Beneficial effect of Sn doping on bismuth ferrite nanoparticle-based sensor for enhanced and highly selective detection of trace formaldehyde

Abstract

Pure and sn-doped bismuth ferrite (BFO) nanoparticles were synthesized via facile sol–gel technique. Structural and morphological analysis of the nanoparticles were systematically carried out by using X-ray powder diffraction, field emission scanning electron microscopy, transmission electron microscopy, energy-dispersive X-ray spectroscopy, Fourier transform infrared spectroscopy, photoluminescence spectroscopy and Brunauer–Emmett–Teller techniques. The gas sensing properties of the sensors based on prepared nanoparticles towards formaldehyde in the temperature range from 200 °C to 400 °C revealed that the doping of Sn enhances the formaldehyde sensing performance of BFO nanoparticle by few folds. Prepared sensors demonstrate p-type behaviour and high selectivity towards formaldehyde. It was observed that the sensor based on 1.5 % Sn doped BFO nanoparticles exhibited maximum sensing response of 3.05 (Rg/Ra) to 1 ppm formaldehyde. Prepared sensors were ultra-fast (response/recovery time of 2.71 s/25.22 s) and very stable having low detection limit of 100 ppb.
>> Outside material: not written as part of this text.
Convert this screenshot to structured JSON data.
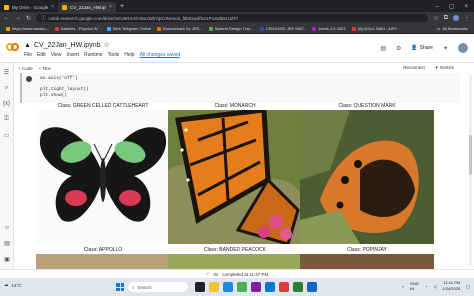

The enhancement of formaldehyde sensing property due to sn-doping is a combined effect of variation of charge carriers due to valency mismatch and enhanced oxygen defects as confirmed from X-ray photoelectron spectroscopy study. sn-doped BFO nanoparticles could be a potential candidate for the detection of trace formaldehyde gas towards the monitoring of both indoor and outdoor environmental air quality.